Como é tocante essa lição dos pequeninos,
dos simples, que ouvem e entendem a voz
de Deus, por meio de Maria! (cfr. Lc 10, 21). Podemos ter a certeza de que a
perda do sentido da penitência, entre os cristãos, anda em paralelo com a perda
do sentido do pecado, porque se perdeu também o sentido do amor de Deus.
ABNEGAÇÃO
Há um derradeiro aspecto da cruz voluntária que ainda vamos considerar.
Estávamos meditando na condição que Cristo nos propõe para sermos seus
discípulos: Se alguém quiser vir após mim,
negue-se a si mesmo, tome a sua cruz e siga-me (Mt 16, 24). Pois
bem, deve ser motivo de reflexão o fato de que essas breves palavras
programáticas sobre a Cruz comecem falando da abnegação: negue-se a si mesmo.

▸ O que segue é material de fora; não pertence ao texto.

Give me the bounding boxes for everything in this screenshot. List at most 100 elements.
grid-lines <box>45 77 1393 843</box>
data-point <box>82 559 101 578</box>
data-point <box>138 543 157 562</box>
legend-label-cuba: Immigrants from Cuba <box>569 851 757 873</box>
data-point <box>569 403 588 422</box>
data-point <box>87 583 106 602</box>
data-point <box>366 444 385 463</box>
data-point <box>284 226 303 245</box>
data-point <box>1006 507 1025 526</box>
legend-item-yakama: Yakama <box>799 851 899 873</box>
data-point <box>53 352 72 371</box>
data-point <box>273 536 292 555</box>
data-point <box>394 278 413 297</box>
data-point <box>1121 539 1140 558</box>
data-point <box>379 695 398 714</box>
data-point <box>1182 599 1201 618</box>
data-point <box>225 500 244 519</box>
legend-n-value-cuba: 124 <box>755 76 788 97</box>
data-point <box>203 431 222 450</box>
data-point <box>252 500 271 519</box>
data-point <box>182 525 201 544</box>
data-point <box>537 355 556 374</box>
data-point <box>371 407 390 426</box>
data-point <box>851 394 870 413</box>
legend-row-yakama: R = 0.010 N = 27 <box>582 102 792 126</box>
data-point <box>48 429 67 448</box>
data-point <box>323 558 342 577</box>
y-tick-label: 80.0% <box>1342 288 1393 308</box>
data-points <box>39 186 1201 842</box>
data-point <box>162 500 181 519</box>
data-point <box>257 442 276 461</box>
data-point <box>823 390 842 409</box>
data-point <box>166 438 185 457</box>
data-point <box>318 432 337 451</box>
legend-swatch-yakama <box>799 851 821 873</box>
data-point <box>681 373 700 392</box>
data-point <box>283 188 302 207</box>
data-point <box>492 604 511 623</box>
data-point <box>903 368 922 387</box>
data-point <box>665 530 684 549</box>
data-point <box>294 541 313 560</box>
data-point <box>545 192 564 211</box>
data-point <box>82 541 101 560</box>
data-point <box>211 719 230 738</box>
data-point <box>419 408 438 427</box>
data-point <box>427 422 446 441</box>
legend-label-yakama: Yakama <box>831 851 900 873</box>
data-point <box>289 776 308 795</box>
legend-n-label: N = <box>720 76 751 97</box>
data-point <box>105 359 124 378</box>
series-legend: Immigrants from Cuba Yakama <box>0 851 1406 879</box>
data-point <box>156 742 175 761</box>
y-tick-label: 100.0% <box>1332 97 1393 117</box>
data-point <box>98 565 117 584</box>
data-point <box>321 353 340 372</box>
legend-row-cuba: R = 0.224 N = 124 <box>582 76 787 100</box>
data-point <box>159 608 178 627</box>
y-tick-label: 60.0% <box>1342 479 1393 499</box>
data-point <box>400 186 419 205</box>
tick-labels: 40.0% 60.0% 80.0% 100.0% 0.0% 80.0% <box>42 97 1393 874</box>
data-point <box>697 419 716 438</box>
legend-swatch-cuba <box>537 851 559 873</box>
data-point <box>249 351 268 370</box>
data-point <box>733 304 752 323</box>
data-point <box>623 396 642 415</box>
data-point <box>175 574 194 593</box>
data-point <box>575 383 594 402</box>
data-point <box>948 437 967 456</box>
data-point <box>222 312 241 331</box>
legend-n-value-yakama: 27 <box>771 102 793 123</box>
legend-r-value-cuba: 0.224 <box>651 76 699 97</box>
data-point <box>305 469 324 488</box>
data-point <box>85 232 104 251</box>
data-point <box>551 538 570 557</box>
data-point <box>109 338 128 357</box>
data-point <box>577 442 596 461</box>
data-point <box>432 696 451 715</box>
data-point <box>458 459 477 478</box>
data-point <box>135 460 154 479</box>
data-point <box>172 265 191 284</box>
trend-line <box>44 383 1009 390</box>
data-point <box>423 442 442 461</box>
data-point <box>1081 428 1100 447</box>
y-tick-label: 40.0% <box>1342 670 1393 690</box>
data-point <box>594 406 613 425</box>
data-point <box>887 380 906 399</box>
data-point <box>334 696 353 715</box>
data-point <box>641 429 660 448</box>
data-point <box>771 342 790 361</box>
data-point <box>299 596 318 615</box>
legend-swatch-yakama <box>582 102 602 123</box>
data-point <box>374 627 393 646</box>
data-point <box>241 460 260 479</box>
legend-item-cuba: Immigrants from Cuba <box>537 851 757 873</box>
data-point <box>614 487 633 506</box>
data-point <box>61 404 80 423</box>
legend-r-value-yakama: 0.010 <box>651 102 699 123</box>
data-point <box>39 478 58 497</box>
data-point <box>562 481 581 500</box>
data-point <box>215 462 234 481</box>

Várias vezes sublinhamos nestas páginas que o caminho de Cristo – o que
Ele nos convida a seguir, levando a Cruz – é um caminho de Amor. Tudo o que
Deus nos pede resume-se, de fato, no mandamento de amar
a Deus sobre todas as coisas e ao próximo como a nós mesmos (cfr. Mt
22, 37-40).
Caríssimos – insistia São João –, amemo-nos uns aos outros, porque o amor vem de Deus, e
todo o que ama é nascido de Deus e conhece a Deus. Aquele que não ama não
conhece a Deus, porque Deus é amor [...].

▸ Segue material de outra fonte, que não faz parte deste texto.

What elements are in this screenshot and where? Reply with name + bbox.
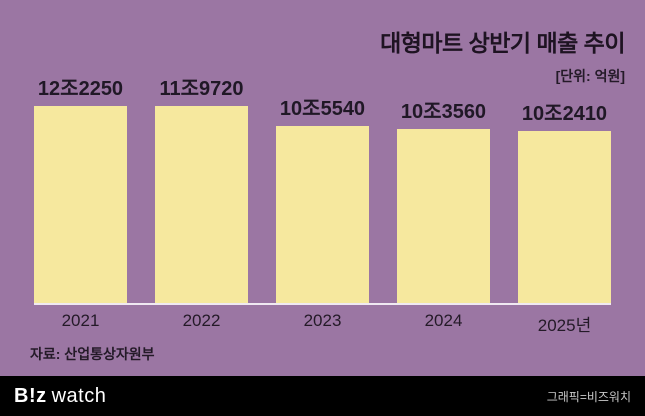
chart-header: 대형마트 상반기 매출 추이 [단위: 억원] (380, 24, 625, 86)
x-axis: 2021 2022 2023 2024 2025년 (34, 311, 611, 336)
bar-group: 10조2410 (518, 72, 611, 303)
chart-unit-note: [단위: 억원] (555, 68, 625, 84)
bar-group: 10조3560 (397, 72, 490, 303)
chart-title: 대형마트 상반기 매출 추이 (380, 30, 625, 56)
bar-chart: 12조2250 11조9720 10조5540 10조3560 10조2410 (34, 72, 611, 305)
x-axis-label: 2021 (61, 311, 100, 330)
chart-area: 12조2250 11조9720 10조5540 10조3560 10조2410 (34, 72, 611, 305)
bar (518, 131, 611, 303)
bar-value-label: 12조2250 (37, 78, 124, 100)
footer-bar: B!z watch 그래픽=비즈워치 (0, 376, 645, 416)
bar-value-label: 10조5540 (279, 98, 366, 120)
bizwatch-logo: B!z watch (14, 385, 106, 408)
bar-value-label: 10조3560 (400, 101, 487, 123)
bar (397, 129, 490, 303)
graphic-credit: 그래픽=비즈워치 (546, 389, 631, 404)
logo-text-watch: watch (51, 384, 107, 407)
x-axis-label: 2025년 (537, 316, 592, 335)
x-axis-label: 2024 (424, 311, 463, 330)
bar-group: 10조5540 (276, 72, 369, 303)
bar-group: 12조2250 (34, 72, 127, 303)
x-axis-label: 2023 (303, 311, 342, 330)
bar-group: 11조9720 (155, 72, 248, 303)
bar (276, 126, 369, 303)
logo-text-biz: B!z (14, 384, 47, 407)
source-note: 자료: 산업통상자원부 (30, 346, 155, 362)
bar (34, 106, 127, 303)
x-axis-label: 2022 (182, 311, 221, 330)
bar (155, 106, 248, 303)
bar-value-label: 10조2410 (521, 103, 608, 125)
bar-value-label: 11조9720 (159, 78, 244, 100)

E nós temos de Deus este mandamento: o que ama a Deus ame também o seu irmão
(1 Jo 4, 7-8.21).
Nestas palavras, sentimos bater o próprio coração de Cristo. Parece-nos
ouvi-lo, na Última Ceia, a falar da sua próxima Paixão e a encarecer-nos: Este é o meu mandamento: amai-vos uns aos outros como eu
vos amei. Ninguém tem maior amor do que aquele que dá a vida pelos seus amigos (Jo
15, 12-13).
Dar a vida, dar-se aos outros. Isto é a
abnegação: renunciar à força centrípeta do egoísmo e abrir-se à força
centrífuga da caridade. Estamos aqui, talvez, no ponto mais alto da cruz voluntária, o do amor sacrificado e
generoso, que se esquece do eu, que
prescinde dos “direitos” que o egoísmo justiceiro anda sempre a exigir, e que
sabe viver todo voltado para os irmãos, disposto a sacrificar-se para fazê-los
felizes – na terra e depois no Céu –, sem cálculos nem cobranças.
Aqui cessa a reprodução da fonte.